The Idea: A Call to Action

As the agency grew, a serious workforce shortage hindered its ability to serve as many people as it could have.  Always supportive of the importance of training, as well as imparting the agency’s mission and values to its team of caregivers, McCann began to closely follow the work of Ai-Jen Poo of the National Domestic Workers Alliance and Caring Across Generations, and the “Fight for $15” movement. She started formulating her own idea for a call to action.

McCann started Caregiver Call to Serve,  a subsidiary of HomeCare of the Rockies. Its mission will be to create “a sustainable network of care to help older adults live meaningful lives, not just long ones.”

This year will be its pilot program, providing training to all of HomeCare’s 90-person team and acting as a sort of “incubator” during which the curriculum may be adjusted before it is introduced  nationally. HomeCare of the Rockies will own this program fully, and will offer it to other organizations and agencies, offering “train the trainer” meetings.

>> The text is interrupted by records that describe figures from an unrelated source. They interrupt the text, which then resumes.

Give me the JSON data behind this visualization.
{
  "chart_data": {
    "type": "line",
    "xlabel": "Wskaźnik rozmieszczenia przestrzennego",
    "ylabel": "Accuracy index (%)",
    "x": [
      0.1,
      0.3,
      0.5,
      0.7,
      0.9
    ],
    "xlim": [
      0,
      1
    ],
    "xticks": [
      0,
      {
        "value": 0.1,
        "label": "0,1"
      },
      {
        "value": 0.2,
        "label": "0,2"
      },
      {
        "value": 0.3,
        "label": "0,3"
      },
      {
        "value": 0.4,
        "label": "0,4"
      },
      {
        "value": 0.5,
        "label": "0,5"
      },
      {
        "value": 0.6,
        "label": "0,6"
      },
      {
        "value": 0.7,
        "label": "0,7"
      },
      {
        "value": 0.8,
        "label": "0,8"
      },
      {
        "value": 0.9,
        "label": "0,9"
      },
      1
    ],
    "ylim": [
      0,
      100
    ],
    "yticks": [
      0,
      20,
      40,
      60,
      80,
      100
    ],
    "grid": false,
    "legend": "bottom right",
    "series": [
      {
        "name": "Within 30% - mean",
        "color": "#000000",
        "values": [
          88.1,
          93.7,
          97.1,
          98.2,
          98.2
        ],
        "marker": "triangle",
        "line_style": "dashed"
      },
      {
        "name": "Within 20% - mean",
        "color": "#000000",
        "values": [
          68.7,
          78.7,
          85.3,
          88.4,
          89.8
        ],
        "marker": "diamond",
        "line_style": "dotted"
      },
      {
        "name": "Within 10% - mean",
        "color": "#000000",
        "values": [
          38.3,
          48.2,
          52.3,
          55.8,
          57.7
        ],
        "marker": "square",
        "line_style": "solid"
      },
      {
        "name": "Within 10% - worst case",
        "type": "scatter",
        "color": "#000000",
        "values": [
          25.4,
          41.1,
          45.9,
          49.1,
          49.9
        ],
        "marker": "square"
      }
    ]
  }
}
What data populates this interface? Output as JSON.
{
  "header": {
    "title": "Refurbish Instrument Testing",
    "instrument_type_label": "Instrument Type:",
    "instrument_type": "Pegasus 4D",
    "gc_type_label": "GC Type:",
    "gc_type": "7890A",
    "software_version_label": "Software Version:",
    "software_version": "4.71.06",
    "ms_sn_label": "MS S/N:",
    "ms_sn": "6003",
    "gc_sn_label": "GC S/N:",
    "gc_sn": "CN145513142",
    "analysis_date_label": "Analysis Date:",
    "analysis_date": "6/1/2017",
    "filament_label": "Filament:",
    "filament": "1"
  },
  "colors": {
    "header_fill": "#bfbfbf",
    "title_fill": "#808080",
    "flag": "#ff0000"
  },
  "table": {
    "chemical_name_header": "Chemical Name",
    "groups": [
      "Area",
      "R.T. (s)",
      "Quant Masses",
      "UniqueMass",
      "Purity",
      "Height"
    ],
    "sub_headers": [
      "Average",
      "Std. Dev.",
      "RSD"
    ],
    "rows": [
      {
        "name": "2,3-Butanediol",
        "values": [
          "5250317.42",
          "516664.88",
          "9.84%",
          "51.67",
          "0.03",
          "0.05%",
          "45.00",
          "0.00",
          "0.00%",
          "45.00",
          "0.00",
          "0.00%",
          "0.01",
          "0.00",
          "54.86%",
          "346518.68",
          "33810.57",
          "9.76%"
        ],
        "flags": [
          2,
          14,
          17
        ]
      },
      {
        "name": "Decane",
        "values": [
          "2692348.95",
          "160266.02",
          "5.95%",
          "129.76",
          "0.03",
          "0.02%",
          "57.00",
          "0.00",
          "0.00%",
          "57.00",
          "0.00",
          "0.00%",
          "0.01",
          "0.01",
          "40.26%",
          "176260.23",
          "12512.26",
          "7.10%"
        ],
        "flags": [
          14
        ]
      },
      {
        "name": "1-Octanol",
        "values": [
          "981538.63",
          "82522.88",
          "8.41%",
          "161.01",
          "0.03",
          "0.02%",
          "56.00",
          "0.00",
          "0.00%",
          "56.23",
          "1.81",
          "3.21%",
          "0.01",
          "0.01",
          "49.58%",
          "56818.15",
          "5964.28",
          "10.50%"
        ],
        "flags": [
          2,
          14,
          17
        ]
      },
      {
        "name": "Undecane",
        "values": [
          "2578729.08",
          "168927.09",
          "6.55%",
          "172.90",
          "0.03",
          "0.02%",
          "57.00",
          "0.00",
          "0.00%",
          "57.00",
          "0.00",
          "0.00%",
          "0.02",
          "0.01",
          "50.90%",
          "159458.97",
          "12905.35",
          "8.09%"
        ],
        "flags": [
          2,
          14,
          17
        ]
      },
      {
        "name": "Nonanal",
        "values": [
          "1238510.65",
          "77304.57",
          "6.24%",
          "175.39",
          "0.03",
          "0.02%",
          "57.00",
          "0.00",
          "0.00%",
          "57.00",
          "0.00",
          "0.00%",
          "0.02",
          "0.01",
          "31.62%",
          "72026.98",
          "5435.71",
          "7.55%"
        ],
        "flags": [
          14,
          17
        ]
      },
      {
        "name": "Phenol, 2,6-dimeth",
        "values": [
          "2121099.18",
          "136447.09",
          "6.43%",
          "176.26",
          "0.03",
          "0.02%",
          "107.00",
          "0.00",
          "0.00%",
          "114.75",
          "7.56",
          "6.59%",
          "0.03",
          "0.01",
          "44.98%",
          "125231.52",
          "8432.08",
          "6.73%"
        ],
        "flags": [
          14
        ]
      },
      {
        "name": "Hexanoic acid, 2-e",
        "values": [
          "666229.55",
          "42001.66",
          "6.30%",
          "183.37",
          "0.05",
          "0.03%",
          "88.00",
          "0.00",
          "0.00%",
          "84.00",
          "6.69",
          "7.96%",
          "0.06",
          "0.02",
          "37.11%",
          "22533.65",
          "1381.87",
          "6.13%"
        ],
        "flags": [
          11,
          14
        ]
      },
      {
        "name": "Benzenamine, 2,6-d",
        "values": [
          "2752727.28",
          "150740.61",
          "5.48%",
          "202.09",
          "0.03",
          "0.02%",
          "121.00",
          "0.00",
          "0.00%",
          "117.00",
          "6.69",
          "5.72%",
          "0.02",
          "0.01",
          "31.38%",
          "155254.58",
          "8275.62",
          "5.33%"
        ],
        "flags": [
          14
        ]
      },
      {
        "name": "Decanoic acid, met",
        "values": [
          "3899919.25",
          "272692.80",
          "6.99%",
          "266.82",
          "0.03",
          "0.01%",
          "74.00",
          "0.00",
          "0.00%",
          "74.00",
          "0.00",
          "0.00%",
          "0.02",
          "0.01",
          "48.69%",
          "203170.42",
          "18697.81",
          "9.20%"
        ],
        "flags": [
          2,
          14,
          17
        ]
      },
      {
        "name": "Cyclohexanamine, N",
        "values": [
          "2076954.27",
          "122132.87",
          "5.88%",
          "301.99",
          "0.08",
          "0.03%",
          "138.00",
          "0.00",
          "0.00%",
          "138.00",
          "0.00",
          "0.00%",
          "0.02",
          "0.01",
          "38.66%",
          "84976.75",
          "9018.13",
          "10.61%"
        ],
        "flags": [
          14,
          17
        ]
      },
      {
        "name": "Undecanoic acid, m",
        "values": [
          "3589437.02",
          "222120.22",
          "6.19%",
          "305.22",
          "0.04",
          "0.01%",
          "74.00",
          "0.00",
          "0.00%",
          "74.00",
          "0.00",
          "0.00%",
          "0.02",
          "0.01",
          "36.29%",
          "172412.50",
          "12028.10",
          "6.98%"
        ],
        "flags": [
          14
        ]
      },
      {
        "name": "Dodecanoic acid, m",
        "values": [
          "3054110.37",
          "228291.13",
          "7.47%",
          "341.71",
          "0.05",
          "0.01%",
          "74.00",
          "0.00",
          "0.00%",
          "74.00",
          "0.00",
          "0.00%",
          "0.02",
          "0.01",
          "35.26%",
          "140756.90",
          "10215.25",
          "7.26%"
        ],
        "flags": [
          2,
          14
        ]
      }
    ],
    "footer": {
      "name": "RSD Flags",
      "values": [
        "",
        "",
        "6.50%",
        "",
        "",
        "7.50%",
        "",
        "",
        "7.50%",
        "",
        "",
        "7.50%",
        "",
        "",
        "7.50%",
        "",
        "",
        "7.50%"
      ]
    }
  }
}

Key to this initiative is what McCann calls “the triad” – Learn, Earn and Care. The “learn” part of the program includes 100 hours of professional caregiving education, 40 hours of which is online. Forty percent of the curriculum addresses issues of Alzheimer’s disease and other dementias.

The “care” part of the initiative aims to uphold professional standards and the integrity of the caregiving tradition, McCann said.

The “earn” part is what sets this initiative apart.  People enrolled in learning will get income boosts four times: after 25 hours, 50 hours, 75 hours and 100 hours of training, to reach $15 per hour. McCann said that that is nearly 40 percent higher than prevailing wages in Boulder.

McCann aims to launch Caregiver Call to Serve in May. It will screen a short video telling its story at a theater in Boulder, to be followed by a Town Hall meeting, all of which will be livestreamed. It has been accepted into the U.S. Dept. of Labor’s ApprenticeshipUSA program – a network of 150,000 employers representing more than 1,000 occupations — and will be working with the Department of Labor and Employment in Colorado to recruit and train caregivers.

There are more than 12,000 home health agencies in the U.S. There are many quite good caregiver and home health aide training programs too and I’ll focus on a few in future blogs. Will Caregiver Call to Serve break through the pack and, indeed, start a movement? I’d love to see it happen, because it’s not a moment too soon.